NCPA - National Center for Policy Analysis

Direct Election Versus The Electoral College

November 20, 2000

Whatever the ultimate outcome of the presidential election, there will be debate about replacing the Electoral College with a direct popular vote.

Polls have consistently shown large majorities of Americans favoring direct election of the president.

  • As long ago as 1944, the Gallup Poll found 65 percent of Americans in favor of abolishing the Electoral College.
  • The most recent poll, by ABC and the Washington Post in 1988, found 77 percent of Americans preferring direct election to the current system.

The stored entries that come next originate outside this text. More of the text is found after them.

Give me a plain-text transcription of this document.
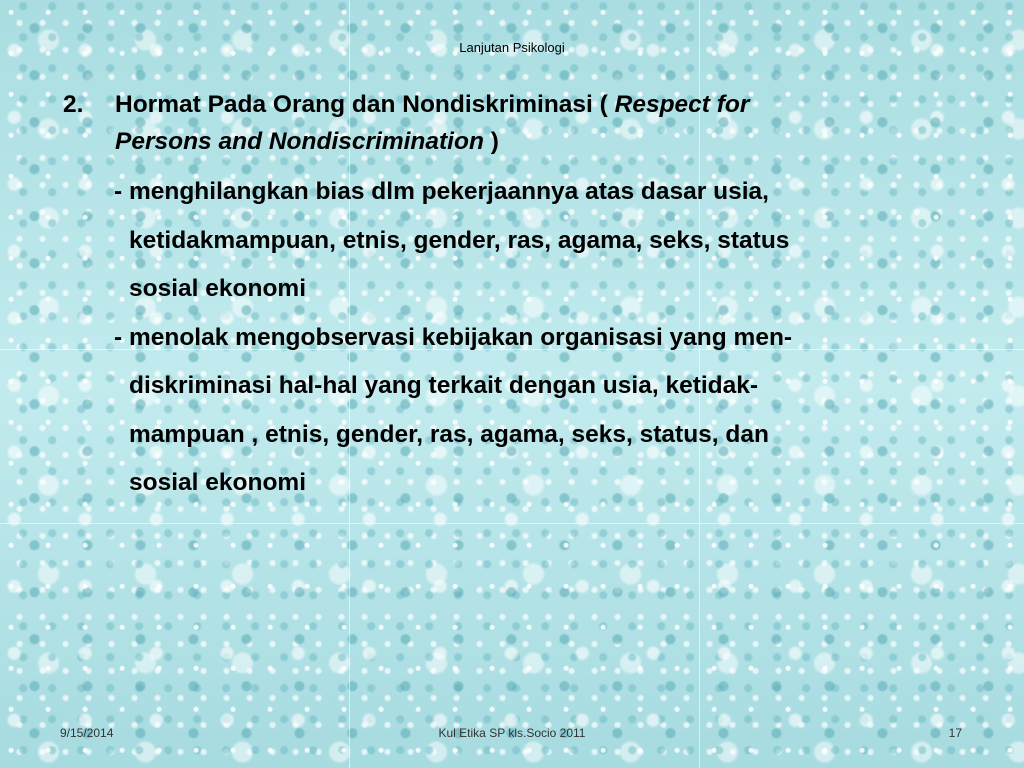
Lanjutan Psikologi
2. Hormat Pada Orang dan Nondiskriminasi ( Respect for
Persons and Nondiscrimination )
- menghilangkan bias dlm pekerjaannya atas dasar usia,
ketidakmampuan, etnis, gender, ras, agama, seks, status
sosial ekonomi
- menolak mengobservasi kebijakan organisasi yang men-
diskriminasi hal-hal yang terkait dengan usia, ketidak-
mampuan , etnis, gender, ras, agama, seks, status, dan
sosial ekonomi
9/15/2014	Kul Etika SP kls.Socio 2011	17
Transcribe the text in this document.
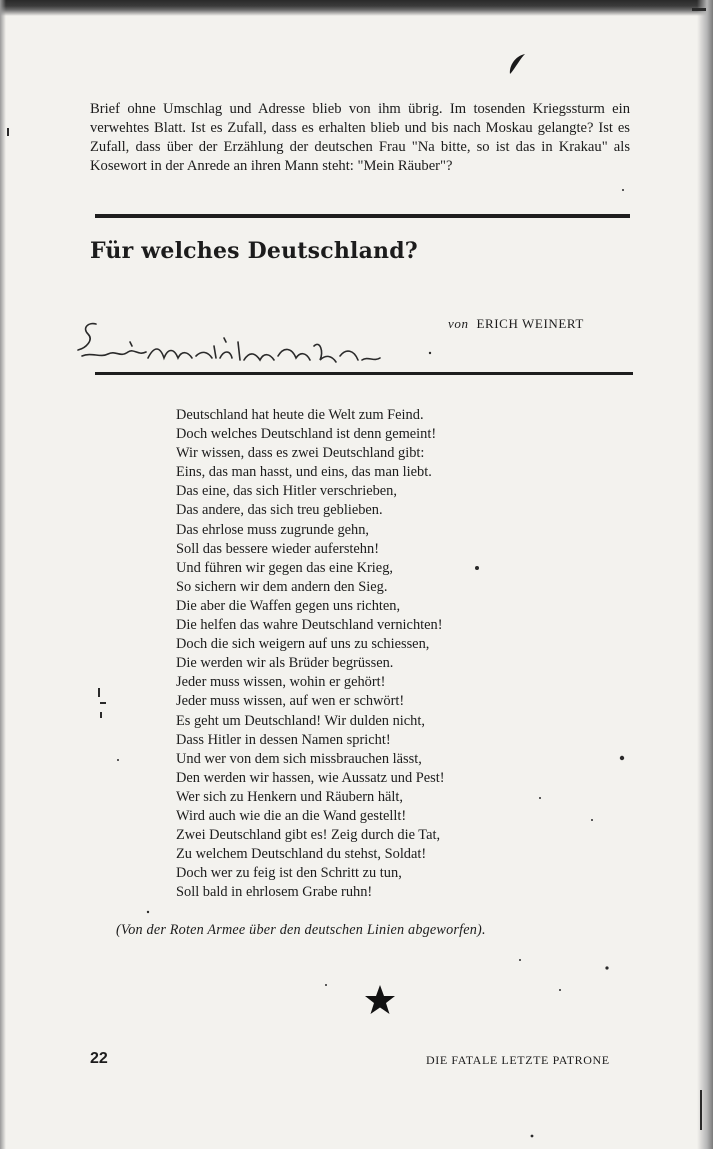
Brief ohne Umschlag und Adresse blieb von ihm übrig. Im tosenden Kriegssturm ein verwehtes Blatt. Ist es Zufall, dass es erhalten blieb und bis nach Moskau gelangte? Ist es Zufall, dass über der Erzählung der deutschen Frau "Na bitte, so ist das in Krakau" als Kosewort in der Anrede an ihren Mann steht: "Mein Räuber"?

Für welches Deutschland?
von ERICH WEINERT
Deutschland hat heute die Welt zum Feind.
Doch welches Deutschland ist denn gemeint!
Wir wissen, dass es zwei Deutschland gibt:
Eins, das man hasst, und eins, das man liebt.
Das eine, das sich Hitler verschrieben,
Das andere, das sich treu geblieben.
Das ehrlose muss zugrunde gehn,
Soll das bessere wieder auferstehn!
Und führen wir gegen das eine Krieg,
So sichern wir dem andern den Sieg.
Die aber die Waffen gegen uns richten,
Die helfen das wahre Deutschland vernichten!
Doch die sich weigern auf uns zu schiessen,
Die werden wir als Brüder begrüssen.
Jeder muss wissen, wohin er gehört!
Jeder muss wissen, auf wen er schwört!
Es geht um Deutschland! Wir dulden nicht,
Dass Hitler in dessen Namen spricht!
Und wer von dem sich missbrauchen lässt,
Den werden wir hassen, wie Aussatz und Pest!
Wer sich zu Henkern und Räubern hält,
Wird auch wie die an die Wand gestellt!
Zwei Deutschland gibt es! Zeig durch die Tat,
Zu welchem Deutschland du stehst, Soldat!
Doch wer zu feig ist den Schritt zu tun,
Soll bald in ehrlosem Grabe ruhn!
(Von der Roten Armee über den deutschen Linien abgeworfen).
22	DIE FATALE LETZTE PATRONE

Thus far, advocates of the Electoral College largely have relied upon the views of the Founding Fathers to support their case.

  • However, a recent Portrait of America Poll found that only 51 percent of Americans would even vote to ratify the Constitution, were it put up for a vote today.
  • Twenty-two percent would get rid of it altogether. The rest were unsure.
  • Those who support the Electoral College are going to have to rely more on practical political arguments, and less on appeals to historical authorities.

One of the virtues of the Electoral College is that it tends to magnify the winner's victory, giving him greater stature and making it easier to govern.

  • For example, in 1960 John F. Kennedy beat Richard Nixon by less than 0.2 percent of the total popular vote, but won by a much more comfortable margin of almost 16 percent of the Electoral College (see figure ).
  • More recently, Bill Clinton won by just 5.5 percent of the popular vote in 1992, but by more than 37 percent in the Electoral College.

The problem this year was simply that the American people divided their votes almost equally between Gore and Bush. Absence of the Electoral College would not have made the outcome clearer.